*
バードハウスの仕上げ作業を行いました。この仕上げに使う材料は、「タデラクト」と呼ばれるモロッコのマラケシュでつくられた石灰で、とても水に強くて美しい艶のある漆喰に仕上がります。一昨年の夏、スペインからマラケシュを旅行で訪れ、現地の職人さんとタデラクトの仕上げ作業にも参加させてもらったのですが、日本での再挑戦は果たして上手く仕上がるかどうか。
まず、密封された袋にはいったタデラクト石灰の粉を、1.5ミリの篩(ふるい)で通して大きな粒を取り除きます。
着色用の顔料を、石灰に混入します。現地では赤や黄色や緑や青など、色んな顔料で着色されたタデラクトを見ることができます。今回は、赤と黄色の顔料を使いました。そして、水を混入して、よく混ぜます。
こんな感じに。この状態で、一晩置いて、石灰を寝かせます。
先日、ガラス繊維入りセメントでつくった下地の上に、コテでタデラクトを塗り付けていきます。厚みは3~4ミリくらい、あまり厚く塗りすぎるとその部分が割れてしまうので、ある程度均一に塗り付ける必要があります。
次は赤色のタデラクトの塗り付け。
表面が三次曲面ということもあり、コテではなかなか綺麗に塗れないので、スタイロフォームの板を表面にズリズリとすりつけて、表面の凸凹を均一にしていきます。大きくて平らな面は大きくて平らな板で、曲面は小さめの板で。モロッコの職人さんも、木片を使ってこの作業をしていました。
ズリズリ作業のあとは、プラスチック製のコテを使って、表面を平滑にします。最初は鋼のコテで作業しようとしてうまくいかず立ち往生しましたが、プラスチックのコテは柔らかくて曲面に馴染むのでうまくいきました。
次は、タデラクトの仕上げの一番の特徴、「石」を使った磨き作業です。日本の漆喰は、鋼製のコテを使って表面をつるつるに仕上げますが、モロッコのタデラクトは硬度の高い「磨き石」を使って、仕上げ作業をします。この「磨き石」のすごいところは、自然石の表面の曲面を駆使して、平らな壁だけじゃなくてどんな三次曲面でも平滑に仕上げることができることです。僕も、モロッコで仲良くなったタデラクト職人に譲ってもらった磨き石で、仕上げ作業をしています。
表面を仕上げてしばらくすると、今度は現地のオリーブ石けんを水に溶いて、それを車のワックスがけの要領でタデラクトの表面に塗ります。

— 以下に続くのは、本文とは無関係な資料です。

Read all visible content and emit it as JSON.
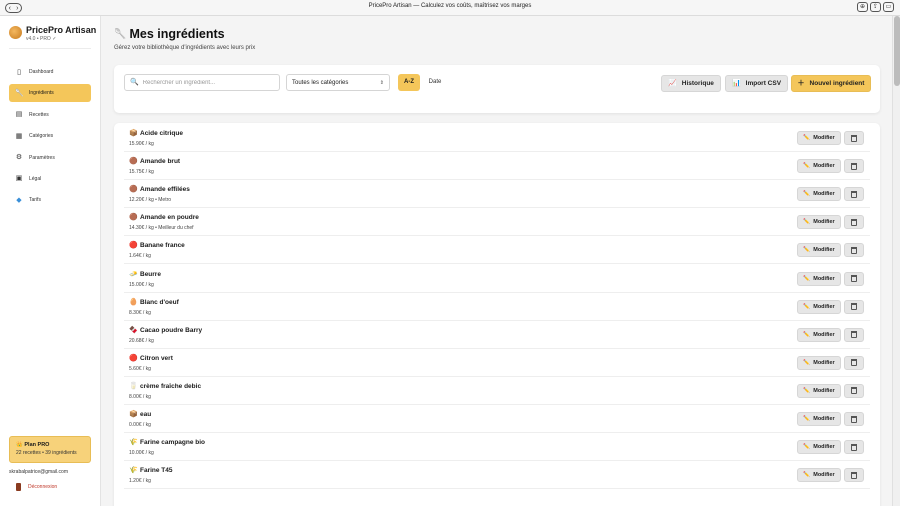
{
  "window": {
    "title": "PricePro Artisan — Calculez vos coûts, maîtrisez vos marges"
  },
  "sidebar": {
    "brand_name": "PricePro Artisan",
    "brand_version": "v4.0 • PRO ✓",
    "items": [
      {
        "label": "Dashboard",
        "icon": "▯"
      },
      {
        "label": "Ingrédients",
        "icon": "🥄"
      },
      {
        "label": "Recettes",
        "icon": "▤"
      },
      {
        "label": "Catégories",
        "icon": "▦"
      },
      {
        "label": "Paramètres",
        "icon": "⚙"
      },
      {
        "label": "Légal",
        "icon": "▣"
      },
      {
        "label": "Tarifs",
        "icon": "◆"
      }
    ],
    "plan_title": "👑 Plan PRO",
    "plan_sub": "22 recettes • 39 ingrédients",
    "user_email": "skrabalpatrice@gmail.com",
    "logout_label": "Déconnexion"
  },
  "header": {
    "title": "Mes ingrédients",
    "title_icon": "🥄",
    "subtitle": "Gérez votre bibliothèque d'ingrédients avec leurs prix"
  },
  "toolbar": {
    "search_placeholder": "Rechercher un ingrédient...",
    "category_selected": "Toutes les catégories",
    "sort_az": "A-Z",
    "sort_date": "Date",
    "history_label": "Historique",
    "import_label": "Import CSV",
    "new_label": "Nouvel ingrédient"
  },
  "list": {
    "edit_label": "Modifier",
    "items": [
      {
        "name": "Acide citrique",
        "icon": "📦",
        "meta": "15.90€ / kg"
      },
      {
        "name": "Amande brut",
        "icon": "🟤",
        "meta": "15.75€ / kg"
      },
      {
        "name": "Amande effilées",
        "icon": "🟤",
        "meta": "12.20€ / kg • Metro"
      },
      {
        "name": "Amande en poudre",
        "icon": "🟤",
        "meta": "14.30€ / kg • Meilleur du chef"
      },
      {
        "name": "Banane france",
        "icon": "🔴",
        "meta": "1.64€ / kg"
      },
      {
        "name": "Beurre",
        "icon": "🧈",
        "meta": "15.00€ / kg"
      },
      {
        "name": "Blanc d'oeuf",
        "icon": "🥚",
        "meta": "8.30€ / kg"
      },
      {
        "name": "Cacao poudre Barry",
        "icon": "🍫",
        "meta": "20.68€ / kg"
      },
      {
        "name": "Citron vert",
        "icon": "🔴",
        "meta": "5.60€ / kg"
      },
      {
        "name": "crème fraîche debic",
        "icon": "🥛",
        "meta": "8.00€ / kg"
      },
      {
        "name": "eau",
        "icon": "📦",
        "meta": "0.00€ / kg"
      },
      {
        "name": "Farine campagne bio",
        "icon": "🌾",
        "meta": "10.00€ / kg"
      },
      {
        "name": "Farine T45",
        "icon": "🌾",
        "meta": "1.20€ / kg"
      }
    ]
  }
}
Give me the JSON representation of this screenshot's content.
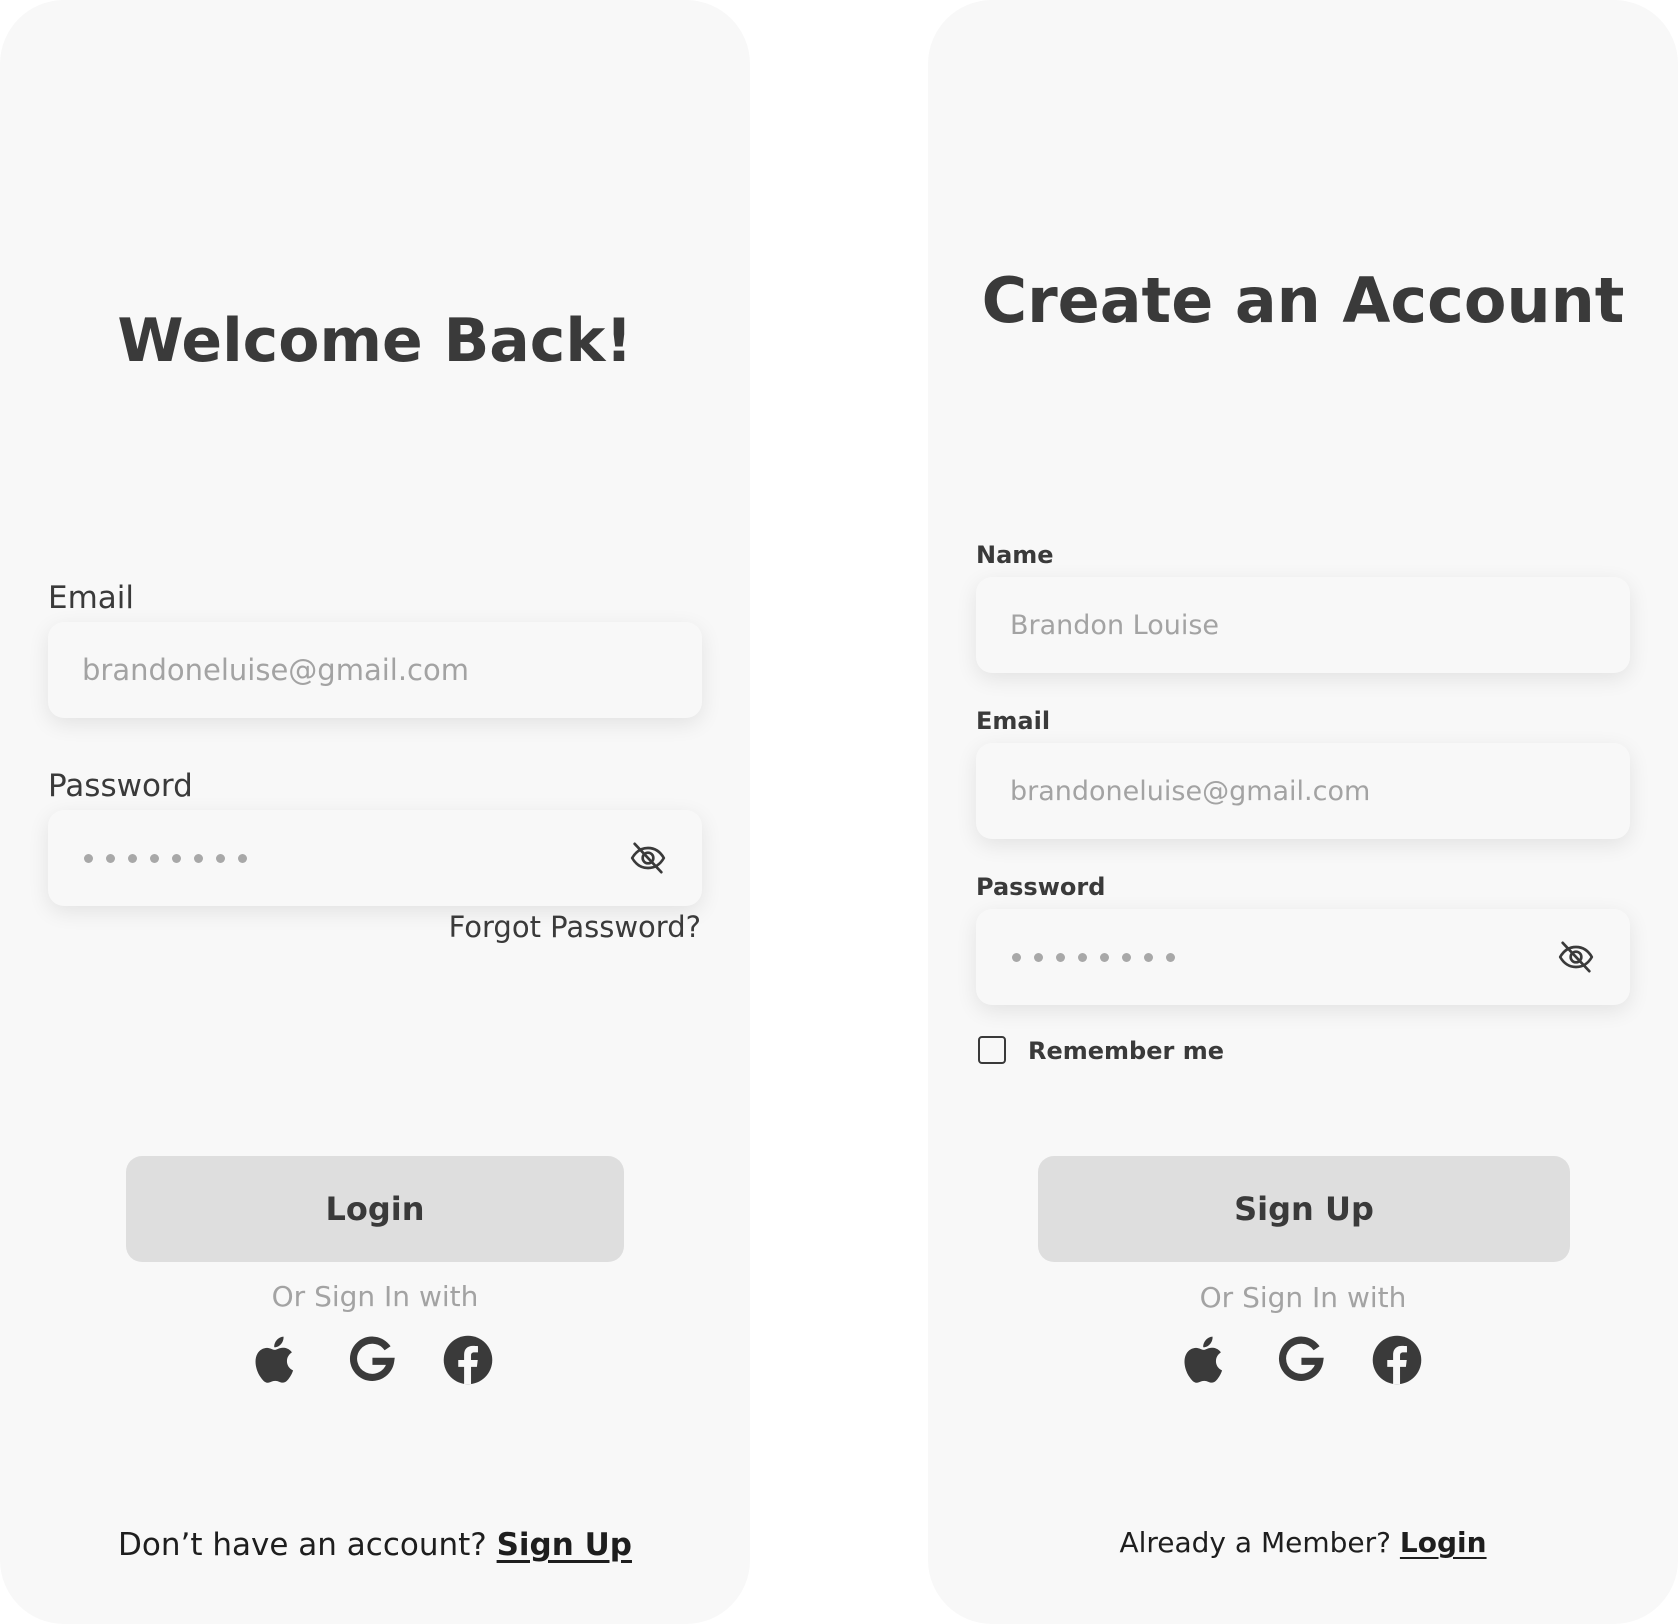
{
  "login": {
    "title": "Welcome Back!",
    "email_label": "Email",
    "email_placeholder": "brandoneluise@gmail.com",
    "password_label": "Password",
    "forgot_password": "Forgot Password?",
    "login_button": "Login",
    "or_sign_in": "Or Sign In with",
    "social_icons": [
      "apple-icon",
      "google-icon",
      "facebook-icon"
    ],
    "footer_text": "Don’t have an account?",
    "footer_link": "Sign Up"
  },
  "signup": {
    "title": "Create an Account",
    "name_label": "Name",
    "name_placeholder": "Brandon Louise",
    "email_label": "Email",
    "email_placeholder": "brandoneluise@gmail.com",
    "password_label": "Password",
    "remember_me": "Remember me",
    "signup_button": "Sign Up",
    "or_sign_in": "Or Sign In with",
    "social_icons": [
      "apple-icon",
      "google-icon",
      "facebook-icon"
    ],
    "footer_text": "Already a Member?",
    "footer_link": "Login"
  },
  "colors": {
    "screen_background": "#f8f8f8",
    "text_dark": "#3a3a3a",
    "placeholder": "#a3a3a3",
    "button_background": "#dedede"
  }
}
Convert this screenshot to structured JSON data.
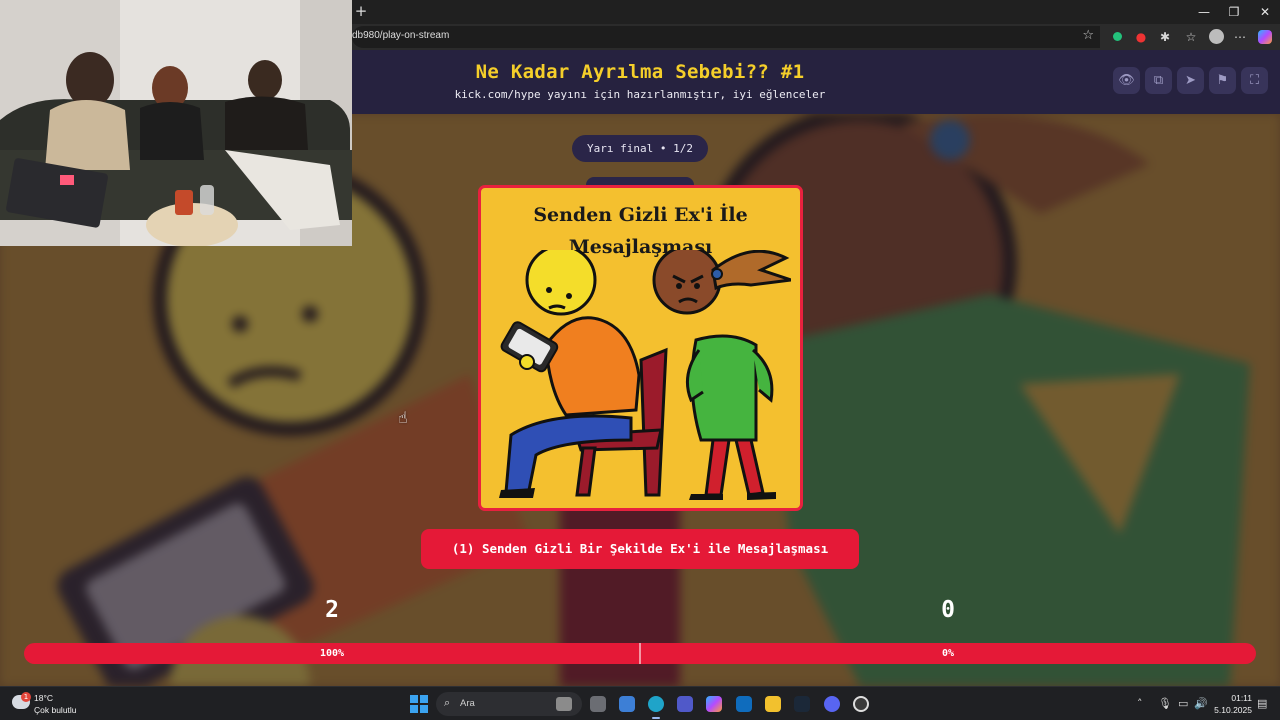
{
  "browser": {
    "new_tab": "+",
    "url": "db980/play-on-stream",
    "bookmark_icon": "star-icon",
    "window_controls": [
      "—",
      "❐",
      "✕"
    ]
  },
  "site": {
    "title": "Ne Kadar Ayrılma Sebebi?? #1",
    "subtitle": "kick.com/hype yayını için hazırlanmıştır, iyi eğlenceler",
    "header_icons": [
      "eye-icon",
      "copy-icon",
      "send-icon",
      "flag-icon",
      "fullscreen-icon"
    ]
  },
  "game": {
    "stage": "Yarı final • 1/2",
    "card": {
      "title_line1": "Senden Gizli Ex'i İle",
      "title_line2": "Mesajlaşması"
    },
    "option_label": "(1) Senden Gizli Bir Şekilde Ex'i ile Mesajlaşması",
    "score_left": "2",
    "score_right": "0",
    "pct_left": "100%",
    "pct_right": "0%",
    "vote_share_left": 1.0
  },
  "taskbar": {
    "weather_temp": "18°C",
    "weather_desc": "Çok bulutlu",
    "weather_badge": "1",
    "search_placeholder": "Ara",
    "time": "01:11",
    "date": "5.10.2025"
  },
  "colors": {
    "accent_red": "#e51937",
    "title_yellow": "#f5cf2a",
    "header_navy": "#26223f",
    "card_yellow": "#f4c02f"
  }
}
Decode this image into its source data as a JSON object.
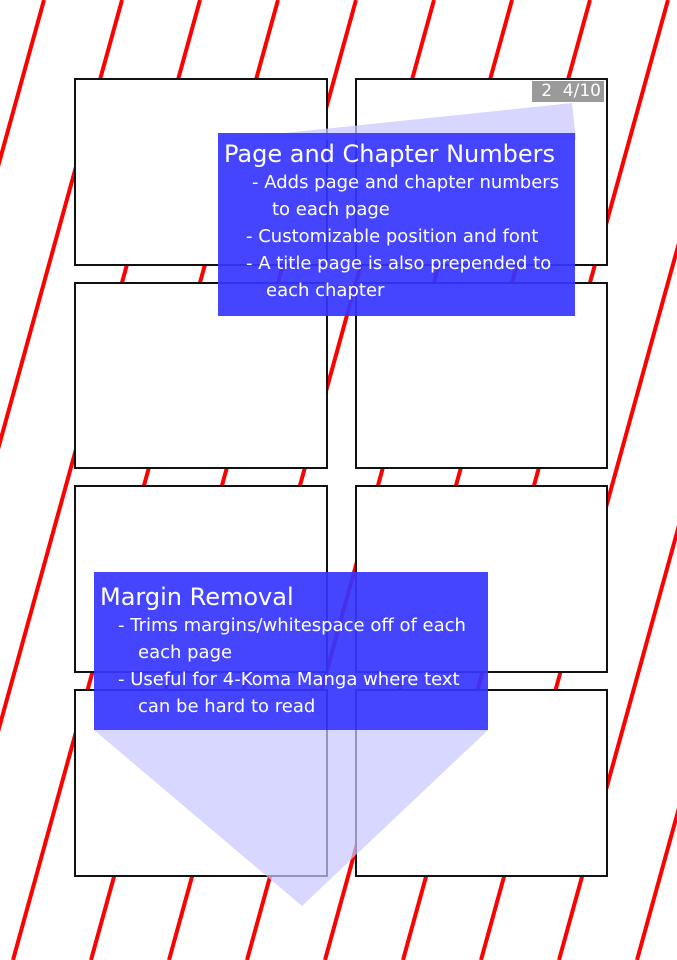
{
  "page_indicator": {
    "text": "2  4/10"
  },
  "features": [
    {
      "title": "Page and Chapter Numbers",
      "bullets": [
        {
          "line1": "- Adds page and chapter numbers",
          "line2": "to each page"
        },
        {
          "line1": "- Customizable position and font",
          "line2": ""
        },
        {
          "line1": "- A title page is also prepended to",
          "line2": "each chapter"
        }
      ]
    },
    {
      "title": "Margin Removal",
      "bullets": [
        {
          "line1": "- Trims margins/whitespace off of each",
          "line2": "each page"
        },
        {
          "line1": "- Useful for 4-Koma Manga where text",
          "line2": "can be hard to read"
        }
      ]
    }
  ],
  "colors": {
    "stripe": "#ff0000",
    "callout_box": "#3535ff",
    "callout_pointer": "#d8d8ff",
    "page_indicator_bg": "#9a9a9a",
    "panel_border": "#111111"
  }
}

この作業をすることで、タデラクトの表面の撥水性能が格段にあがって、水が染み込まなくなります。あとは、急激に乾燥させないように日陰に置きながら、タデラクトが硬化するのを待つだけ。
この赤と黄色のバードハウスは、4月2日から4月5日まで兵庫県立美術館の「バードハウスの建築家展」に出展します。展覧会後は、六甲山の高速道路脇の料金所跡地に、山の鳥たちのためのバードハウスとして設置される予定です。設置後はなかなか見ることができないと思うので、興味のある方は展覧会でぜひ。
mika
バードハウスじゃなくて、作っている某氏の顔ばかりみちゃいました。(笑)
もう一回ちゃんと記事読まなくっちゃ。
もりかず
まずいなあ、スッピンを見られてしまった。
あとで画像修正しておきます(笑)。